Fin Tours Debut Paris

We have finally left Tours which means...the end of the French Class From Hell. To anyone not in the program it's impossible to describe the flame of joy that burned merrily in the hearth of my heart as I walked out (early, ostensibly to "chercher mes valises") of that awful skylit room for the final time. Shame that the professeur was as lovely as they come. I feel bad resenting the product of her hard work, but what're you gonna do?

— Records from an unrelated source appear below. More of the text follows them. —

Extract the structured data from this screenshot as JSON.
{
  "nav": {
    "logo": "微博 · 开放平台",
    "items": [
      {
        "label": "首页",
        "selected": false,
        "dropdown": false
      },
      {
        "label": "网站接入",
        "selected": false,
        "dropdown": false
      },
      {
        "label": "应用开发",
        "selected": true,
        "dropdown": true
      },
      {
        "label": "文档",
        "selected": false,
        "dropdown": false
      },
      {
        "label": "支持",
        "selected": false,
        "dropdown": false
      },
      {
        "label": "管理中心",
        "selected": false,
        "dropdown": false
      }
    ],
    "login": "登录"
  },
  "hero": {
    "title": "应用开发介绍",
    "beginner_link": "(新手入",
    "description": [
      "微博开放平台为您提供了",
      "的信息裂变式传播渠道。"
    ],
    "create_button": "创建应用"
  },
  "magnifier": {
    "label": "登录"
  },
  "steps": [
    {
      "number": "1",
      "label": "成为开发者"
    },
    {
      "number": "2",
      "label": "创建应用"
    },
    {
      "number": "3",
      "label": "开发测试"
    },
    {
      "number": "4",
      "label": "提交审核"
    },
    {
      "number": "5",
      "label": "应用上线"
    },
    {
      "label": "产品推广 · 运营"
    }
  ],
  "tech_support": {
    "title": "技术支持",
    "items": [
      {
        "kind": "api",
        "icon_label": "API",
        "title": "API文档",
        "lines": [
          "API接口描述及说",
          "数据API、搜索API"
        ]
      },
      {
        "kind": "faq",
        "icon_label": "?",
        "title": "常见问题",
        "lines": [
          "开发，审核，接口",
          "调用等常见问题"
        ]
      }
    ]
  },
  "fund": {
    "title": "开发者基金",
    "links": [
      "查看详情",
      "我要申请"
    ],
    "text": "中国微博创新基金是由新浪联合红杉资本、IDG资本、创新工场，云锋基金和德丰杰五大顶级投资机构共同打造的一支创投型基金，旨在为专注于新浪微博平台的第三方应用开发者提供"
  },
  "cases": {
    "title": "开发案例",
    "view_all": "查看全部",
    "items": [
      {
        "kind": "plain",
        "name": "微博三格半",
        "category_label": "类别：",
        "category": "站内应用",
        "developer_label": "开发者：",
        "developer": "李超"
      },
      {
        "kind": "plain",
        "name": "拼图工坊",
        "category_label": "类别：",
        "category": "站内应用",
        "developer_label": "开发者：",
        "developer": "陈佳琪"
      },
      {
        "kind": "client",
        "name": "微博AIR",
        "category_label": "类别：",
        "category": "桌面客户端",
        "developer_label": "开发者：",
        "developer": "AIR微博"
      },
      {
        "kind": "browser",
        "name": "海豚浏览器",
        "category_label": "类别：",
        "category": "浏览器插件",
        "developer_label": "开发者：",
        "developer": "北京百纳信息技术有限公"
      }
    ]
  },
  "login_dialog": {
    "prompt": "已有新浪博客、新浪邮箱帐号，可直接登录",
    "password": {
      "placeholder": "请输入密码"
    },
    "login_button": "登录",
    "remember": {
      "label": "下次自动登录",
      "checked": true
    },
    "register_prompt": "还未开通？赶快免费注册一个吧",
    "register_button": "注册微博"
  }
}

Oh, in exciting pre-Liberation news I finally took a French bus! And it was (almost) not a complete disaster! Which is to say that the morning bus went off without a hitch. The afternoon bus, which I judiciously made absolutely sure was the right bus to take, was a complete disaster! After getting on the right bus, I naively assumed that it would take me to the right stop. I got on a self-assured traveler of the world, confident that I might even pass for a real French person such was the effortless assiduity with which I montéd the autobus approprié. These delusions of competence shattered soon afterwards when my bus passed not one, not two, but three of the stops that would have left me within easy walking distance of my home. My fight or flight response thus activated, I took it upon myself to mash the request stop button like a fiend several thousand times, attracting the attention of several of my fellow passengers. At last my prayers were answered (or perhaps we'd just come to a stop that finally had people at it), and lo the doors of the bus did open. Unfortunately the doors closed on me on the way out, so I had to force my way off the bus and endure the confused stares of the French busgoers as I walked the length of the bus towards my final destination, home. It was only then that I realized I'd lost my water bottle in the struggle. Eight euro cents not well spent. The moral of the story is that it's ok to take the bus in the morning but absolutely the worst idea ever to attempt to repeat success. If you do something right in a foreign country, it was a fluke. Don't get cocky.

Anyway, we left Tours the same way we came: on a bus that smelled of sweat (three cheers for broken air conditioning in 90 degree weather!) and the pheromones of eager anticipation. That's right Sweet Briar friendlings, I can smell your emotions. Wait don't read that, I want you to like me despite my tiger nose. Moving right along, we finally arrived at the Alliance Francaise/Sweet Briar office and, in good Sweet Briar form, they had us do something confusing and unnecessary. We were told to leave our luggage out in the courtyard (because the gates would also keep out the people who were luggageside, right?) and descend into the ass of the Alliance, where we filled out the seats of a theatre that has undoubtedly held really great productions of things in the past. There, in some sort of Frankensteinian fusion of pageant and adoption ritual, our host families waited for us. Parnet then read out our names, whereupon we filed up to the stage to meet our host family. By which I mean our host moms. Because gender roles guys.

My host mom, whose name I forgot immediately upon learning it and will now have to squirrel out of her through the winning combination of subtlety and smoothe-talking that is my calling card, took me to her apartment. And though many of you will have read my Facebook status, I am going to repeat here: MY BALCONY OVERLOOKS TWO FOUNTAINS. People who know me know that I love fountains. People who are reading this blog in Nepal, hi! I love fountains. A lot. Their apartment is amazing, they are the friendliest people, and only photos can describe how happy I currently am with this situation. Undoubtedly I will die in a fire sometime this year, but until then let the real study abroad experience begin!